Joshua R. de Leeuw wearing a pink collared shirt with trees in the background.

Josh de Leeuw, Associate Professor of Cognitive Science, received a grant from the National Science Foundation, together with his collaborators from MIT, MGH IHP and Yale University, for their project entitled “POSE: Phase II: An Open-Source Ecosystem for Behavioral Experiments.” The funded project will create an open-source ecosystem for behavioral experiments centered around jsPsych, an established and highly-used tool for behavioral research that was created by Josh.
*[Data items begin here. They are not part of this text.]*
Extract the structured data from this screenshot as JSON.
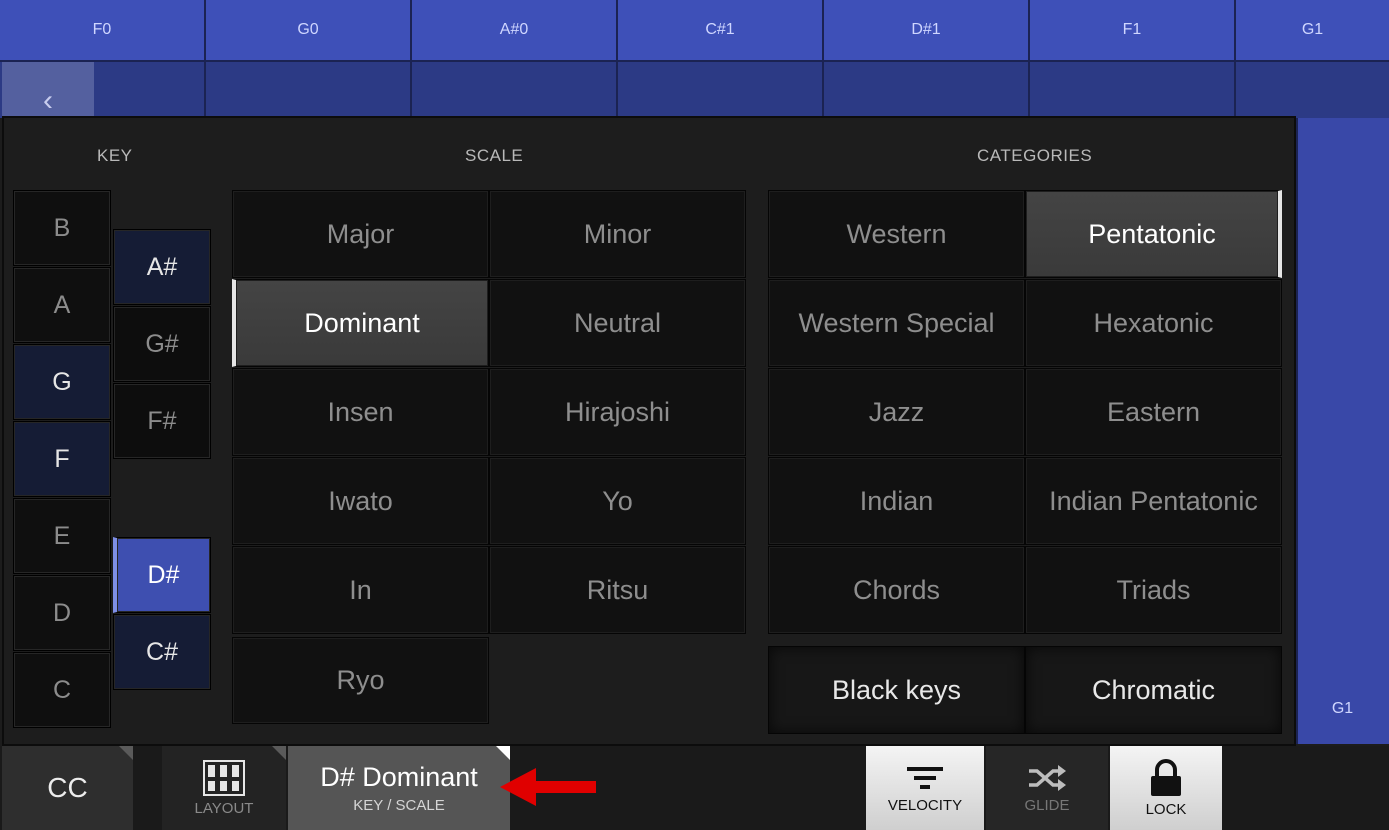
{
  "top_notes": [
    "F0",
    "G0",
    "A#0",
    "C#1",
    "D#1",
    "F1",
    "G1"
  ],
  "right_column_note": "G1",
  "back_icon": "‹",
  "headers": {
    "key": "KEY",
    "scale": "SCALE",
    "categories": "CATEGORIES"
  },
  "keys": {
    "white": [
      "B",
      "A",
      "G",
      "F",
      "E",
      "D",
      "C"
    ],
    "black": [
      "A#",
      "G#",
      "F#",
      "D#",
      "C#"
    ]
  },
  "scales": [
    "Major",
    "Minor",
    "Dominant",
    "Neutral",
    "Insen",
    "Hirajoshi",
    "Iwato",
    "Yo",
    "In",
    "Ritsu",
    "Ryo"
  ],
  "categories": [
    "Western",
    "Pentatonic",
    "Western Special",
    "Hexatonic",
    "Jazz",
    "Eastern",
    "Indian",
    "Indian Pentatonic",
    "Chords",
    "Triads"
  ],
  "extra_buttons": {
    "black_keys": "Black keys",
    "chromatic": "Chromatic"
  },
  "selected": {
    "key": "D#",
    "scale": "Dominant",
    "category": "Pentatonic"
  },
  "bottom": {
    "cc": "CC",
    "layout": "LAYOUT",
    "key_scale_value": "D# Dominant",
    "key_scale_label": "KEY / SCALE",
    "velocity": "VELOCITY",
    "glide": "GLIDE",
    "lock": "LOCK"
  },
  "colors": {
    "accent_blue": "#3e50b8",
    "arrow_red": "#e00000"
  },
  "icons": [
    "chevron-left-icon",
    "layout-grid-icon",
    "filter-icon",
    "shuffle-icon",
    "lock-icon",
    "red-arrow-icon"
  ]
}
This grant was funded through NSF’s Pathways to Enable Open-Source Ecosystems (POSE) program, which “aims to harness the power of open-source development for the creation of new technology solutions to problems of national and societal importance.”

Online experiments are a powerful tool for cognitive and behavioral research in behavioral economics, human-computer interaction, linguistics, and all branches of psychology. The ecosystem for behavioral experiments that will be supported by this grant will allow researchers to make their methodological innovations open-source products that can be adapted by other researchers to answer new questions. The team’s goal is to make all kinds of research on human behavior faster, more transparent, more collaborative, and cheaper.

Over the longer-term, facilitating research that is built on free and open-source research will accelerate the pace of scientific discovery, multiplying the broader impacts of that work. jsPsych is already used for research that informs social and educational programs and policies, product design, therapies, training and development of artificial intelligence, and many other areas. In addition to the above, this project will also train dozens of researchers to contribute to open-source software development, building scientific workforce capacity that can be applied to a broader range of projects.